In contrast, “Rain Song” is all about the up.
“I wrote that for my daughters, looking at me one day,” he says, quoting the lyrics:
I woke up a different man today
I feel the power in all the daybreak words you say
As long as I am here you will always have a home
And I will always be with you, even when you are alone
“As long as my daughters are there, it will always be there – the magic in music,” he says.
The song “Send Me a Message,” in contrast, is all about devotion.
“It’s a very happy song,” he says. “I always heard about relationships where one person said, ‘If you die, please come back and do something to send a message.’ So I wrote about that. If my wife dies before me, change the channel or raise the chairs, all about her letting me know that heaven’s there. I really mean that song. If I was to die, I would do everything I could to let her know I was waiting.”
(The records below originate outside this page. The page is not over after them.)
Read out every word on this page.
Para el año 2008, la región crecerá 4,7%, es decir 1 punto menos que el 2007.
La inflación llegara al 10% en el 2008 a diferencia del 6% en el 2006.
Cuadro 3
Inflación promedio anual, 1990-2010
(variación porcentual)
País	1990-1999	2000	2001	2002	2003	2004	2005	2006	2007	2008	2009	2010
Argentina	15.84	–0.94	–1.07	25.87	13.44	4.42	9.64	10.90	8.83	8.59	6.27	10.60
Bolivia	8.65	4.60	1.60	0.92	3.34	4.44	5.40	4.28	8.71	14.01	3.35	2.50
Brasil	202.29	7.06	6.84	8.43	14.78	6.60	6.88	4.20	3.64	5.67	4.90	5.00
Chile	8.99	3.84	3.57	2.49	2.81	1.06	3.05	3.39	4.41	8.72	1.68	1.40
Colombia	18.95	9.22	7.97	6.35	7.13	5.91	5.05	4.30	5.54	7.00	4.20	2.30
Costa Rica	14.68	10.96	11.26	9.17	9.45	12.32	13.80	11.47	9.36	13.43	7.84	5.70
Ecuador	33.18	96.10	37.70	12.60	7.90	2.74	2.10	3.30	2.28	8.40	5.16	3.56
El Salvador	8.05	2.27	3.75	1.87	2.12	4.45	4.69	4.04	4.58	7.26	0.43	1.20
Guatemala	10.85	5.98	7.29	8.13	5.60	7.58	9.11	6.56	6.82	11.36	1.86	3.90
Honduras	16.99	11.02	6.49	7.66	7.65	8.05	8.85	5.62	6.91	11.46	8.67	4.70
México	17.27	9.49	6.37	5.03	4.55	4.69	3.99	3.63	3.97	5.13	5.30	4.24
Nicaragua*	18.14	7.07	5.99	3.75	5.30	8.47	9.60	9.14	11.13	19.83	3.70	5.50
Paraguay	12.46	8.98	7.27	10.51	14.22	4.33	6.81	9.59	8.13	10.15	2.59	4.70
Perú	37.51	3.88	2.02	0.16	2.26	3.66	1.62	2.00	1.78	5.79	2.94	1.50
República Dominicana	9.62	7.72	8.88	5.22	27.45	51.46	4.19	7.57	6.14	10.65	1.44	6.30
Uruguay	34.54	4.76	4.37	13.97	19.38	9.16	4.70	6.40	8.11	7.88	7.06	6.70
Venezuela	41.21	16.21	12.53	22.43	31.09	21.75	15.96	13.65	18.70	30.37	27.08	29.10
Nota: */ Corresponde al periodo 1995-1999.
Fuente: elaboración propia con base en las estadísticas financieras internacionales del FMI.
The music-making reflected the immediacy and intimacy of the songs, much of the recording done at home, with contributions from long-time friends and collaborators, guitarist Emerson Swinford and bass player John Fregmen, plus newcomer Mark Lucier on drums. But even though Olsson and Lucier had never played together before, they have strong ties -- for many years Lucier has worked with Olsson’s father Milton, the orchestra director at Michigan Technological University. The result, Olsson believes, is a much more open and revealing set of songs than he’s ever done before.
“In past records, maybe with the electronics and things I was hiding emotions,” he says.
This time he wanted everything to shine through.
“If I didn’t feel good now, something would really be wrong with me. I feel good and happy that my happiness isn’t based on the music business. I have no expectations except for my own artistic expectations.”